One focus of the work of Helga de la Motte-Haber is contemporary music with a special focus on musical trends in which music and the visual arts enter into new relationships. These works are based on sensual perception and aesthetic experience as the basis for the description and interpretation of these new art developments. Helga de la Motte-Haber not only adopts her own approaches from music psychology, but also traces the development in the relationship between the arts, which in the 20th century revived the old ideal of an integral art that appeals to all the senses instead of the aesthetic of the genre. In addition, she helped sound art, which began in Fluxus and the installation art of the 1960s, to gain recognition as an independent new musical appearance. Important publications on this were (in addition to the volume "Klangkunst") the catalogs that she also edited for the two Sonambiente exhibitions in Berlin in 1996 and 2006. Evidence of her commitment to musicological engagement with contemporary music is the volume she published in 2000, History of Music in the 20th Century, Vol. 4: 1975–2000 .

In addition to her fundamental work on the development of art in the 20th and 21st centuries, Helga de la Motte-Haber was also committed to promoting the musical avant-garde for many years , so she was a member of the editorial board of the magazine Positions - Contributions to New Music . Her seminars and lectures at the conferences of the Darmstadt Institute for New Music and Music Education are aimed at conveying the musical avant-garde in school music lessons.

Technical consolidation

The last phase of her life's work for the time being is dedicated to Helga de la Motte-Haber's permanent academic establishment of the subject of systematic musicology . The six-volume manual of systematic musicology , which she designed and published , establishes the professional autonomy compared to traditional historical musicology . The main pillars of the concept can be found in the titles of the individual volumes: music aesthetics (as art theory without normative claims), music theory (as a time-spanning foundation of music), music psychology (as the theory of understanding and experiencing music ), music sociology (as the theory of the social functions of Music), as well as a volume on the acoustic fundamentals of music , edited by Stefan Weinzierl . The concept is supplemented by a "Lexicon of Systematic Musicology". The ethnomusicology is not considered as a sub-area because it has meanwhile established itself as an independent subject. According to Helga de la Motte-Haber the tray has Musicology by the volumes of the Handbook of Systematic Musicology "again reaches its full width."

Prizes and awards

Publications (selection)

literature

  • Music psychology . In: C. Dahlhaus (ed.): Introduction to systematic musicology . Gerig, Cologne 1971, pp. 53-92, ISBN 3-87252-050-4 .
  • B. Barthelmes: German Society for Music Psychology.

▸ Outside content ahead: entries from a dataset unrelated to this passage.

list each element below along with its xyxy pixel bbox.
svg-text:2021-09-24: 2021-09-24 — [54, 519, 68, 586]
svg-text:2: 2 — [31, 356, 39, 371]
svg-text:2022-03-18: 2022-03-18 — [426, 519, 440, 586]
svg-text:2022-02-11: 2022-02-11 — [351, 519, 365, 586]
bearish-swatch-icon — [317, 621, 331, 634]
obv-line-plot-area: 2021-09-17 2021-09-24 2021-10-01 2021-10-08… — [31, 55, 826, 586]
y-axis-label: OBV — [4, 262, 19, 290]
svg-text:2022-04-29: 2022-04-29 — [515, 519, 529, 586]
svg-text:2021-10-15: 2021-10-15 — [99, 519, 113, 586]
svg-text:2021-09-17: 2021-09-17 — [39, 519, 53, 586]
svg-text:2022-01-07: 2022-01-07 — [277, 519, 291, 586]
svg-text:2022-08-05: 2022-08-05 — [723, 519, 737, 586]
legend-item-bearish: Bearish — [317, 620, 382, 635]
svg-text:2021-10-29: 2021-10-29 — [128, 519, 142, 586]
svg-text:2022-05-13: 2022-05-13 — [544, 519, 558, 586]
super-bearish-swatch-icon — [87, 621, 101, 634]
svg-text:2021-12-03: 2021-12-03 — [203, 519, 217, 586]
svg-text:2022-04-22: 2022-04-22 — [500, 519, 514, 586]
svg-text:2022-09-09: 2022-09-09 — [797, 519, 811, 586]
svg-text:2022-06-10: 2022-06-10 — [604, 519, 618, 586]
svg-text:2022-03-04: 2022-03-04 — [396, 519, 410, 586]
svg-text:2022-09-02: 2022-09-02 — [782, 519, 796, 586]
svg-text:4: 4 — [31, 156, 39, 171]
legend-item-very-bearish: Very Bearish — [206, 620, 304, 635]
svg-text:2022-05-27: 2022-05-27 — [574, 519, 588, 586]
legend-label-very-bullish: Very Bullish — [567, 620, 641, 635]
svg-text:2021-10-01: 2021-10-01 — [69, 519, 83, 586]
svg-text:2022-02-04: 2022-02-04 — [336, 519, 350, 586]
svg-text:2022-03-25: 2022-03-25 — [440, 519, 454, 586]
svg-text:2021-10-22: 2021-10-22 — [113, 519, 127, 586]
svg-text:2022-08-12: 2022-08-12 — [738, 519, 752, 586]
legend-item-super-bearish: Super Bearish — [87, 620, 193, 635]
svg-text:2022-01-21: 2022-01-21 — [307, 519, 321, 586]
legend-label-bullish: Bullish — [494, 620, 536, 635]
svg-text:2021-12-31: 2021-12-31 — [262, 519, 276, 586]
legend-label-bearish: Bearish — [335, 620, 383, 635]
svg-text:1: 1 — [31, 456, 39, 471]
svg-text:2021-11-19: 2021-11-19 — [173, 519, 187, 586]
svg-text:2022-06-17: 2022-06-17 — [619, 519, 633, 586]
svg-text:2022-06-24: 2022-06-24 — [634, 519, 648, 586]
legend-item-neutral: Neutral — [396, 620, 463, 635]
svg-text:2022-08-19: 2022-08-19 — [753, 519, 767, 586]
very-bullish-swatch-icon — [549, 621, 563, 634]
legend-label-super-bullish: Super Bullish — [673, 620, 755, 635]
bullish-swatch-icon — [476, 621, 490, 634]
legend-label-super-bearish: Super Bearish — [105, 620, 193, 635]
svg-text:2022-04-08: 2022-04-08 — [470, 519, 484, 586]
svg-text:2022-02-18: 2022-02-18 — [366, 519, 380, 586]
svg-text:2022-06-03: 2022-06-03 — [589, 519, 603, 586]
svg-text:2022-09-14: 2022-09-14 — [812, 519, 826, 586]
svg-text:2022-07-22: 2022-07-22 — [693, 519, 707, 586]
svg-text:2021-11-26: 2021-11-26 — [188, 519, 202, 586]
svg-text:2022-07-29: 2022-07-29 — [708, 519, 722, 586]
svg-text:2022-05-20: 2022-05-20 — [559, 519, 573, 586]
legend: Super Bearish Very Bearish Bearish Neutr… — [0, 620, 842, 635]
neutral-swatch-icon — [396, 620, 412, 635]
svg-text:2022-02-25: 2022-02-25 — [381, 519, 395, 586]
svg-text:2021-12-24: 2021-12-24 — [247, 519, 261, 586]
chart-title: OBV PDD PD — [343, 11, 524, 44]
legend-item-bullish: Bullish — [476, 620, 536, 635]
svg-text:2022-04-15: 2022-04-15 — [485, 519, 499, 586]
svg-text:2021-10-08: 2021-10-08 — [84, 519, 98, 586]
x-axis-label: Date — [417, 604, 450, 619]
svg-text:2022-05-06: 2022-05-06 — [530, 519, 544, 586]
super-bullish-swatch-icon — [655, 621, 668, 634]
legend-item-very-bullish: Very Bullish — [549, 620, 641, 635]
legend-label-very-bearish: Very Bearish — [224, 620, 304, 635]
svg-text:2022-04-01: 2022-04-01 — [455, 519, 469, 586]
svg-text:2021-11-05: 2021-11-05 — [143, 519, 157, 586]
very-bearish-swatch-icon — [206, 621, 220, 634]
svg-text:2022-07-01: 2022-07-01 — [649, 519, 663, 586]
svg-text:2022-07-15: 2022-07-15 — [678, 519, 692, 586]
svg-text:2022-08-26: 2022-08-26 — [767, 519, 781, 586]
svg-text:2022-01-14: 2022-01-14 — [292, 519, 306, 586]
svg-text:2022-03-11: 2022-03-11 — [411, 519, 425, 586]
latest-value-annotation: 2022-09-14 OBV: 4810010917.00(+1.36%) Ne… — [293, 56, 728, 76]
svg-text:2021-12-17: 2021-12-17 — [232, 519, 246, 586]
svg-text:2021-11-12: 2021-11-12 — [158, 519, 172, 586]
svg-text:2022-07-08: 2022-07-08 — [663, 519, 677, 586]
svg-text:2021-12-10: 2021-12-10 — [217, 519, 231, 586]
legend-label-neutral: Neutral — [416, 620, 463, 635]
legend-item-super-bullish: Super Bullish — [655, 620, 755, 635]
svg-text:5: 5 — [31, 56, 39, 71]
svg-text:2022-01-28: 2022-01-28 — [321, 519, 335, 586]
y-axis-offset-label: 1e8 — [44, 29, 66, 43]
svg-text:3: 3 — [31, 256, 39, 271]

Annual meeting in Hanover from February 22 to 24, 1985 . In: The music research . Volume 38, 1985, p. 304.
  • Reinhard Copyz et al .: Musicology between art, aesthetics and experiment. Festschrift Helga de la Motte-Haber for her 60th birthday . Königshausen & Neumann, Würzburg 1998, ISBN 3-8260-1524-X .
  • Andreas C. Lehmann and Reinhard copyz (eds.): 25 years of the German Society for Music Psychology (1983–2008) . University of Music and Theater, Hanover 2008, ISBN 3-931852-79-2
  • Helga de la Motte-Haber: My life in music psychology in Germany . In: Psychomusicology (Special issue: The history of the psychology of music in autobiography), 2009, Volume 20, No. 1 & 2, pp. 79-88, ISSN  0275-3987 .

Web links

Individual evidence

  1. ^ List of publications up to 1997 in: Reinhard Copyz et al .: Musicology between art, aesthetics and experiment. Festschrift Helga de la Motte-Haber for her 60th birthday . Königshausen & Neumann, Würzburg 1998.
  2. New handbook of musicology. Vol. 10, p. 12.
  3. Foreword music aesthetics. Vol. 1, p. 13.
  4. Laudation for the 2010 award ceremony.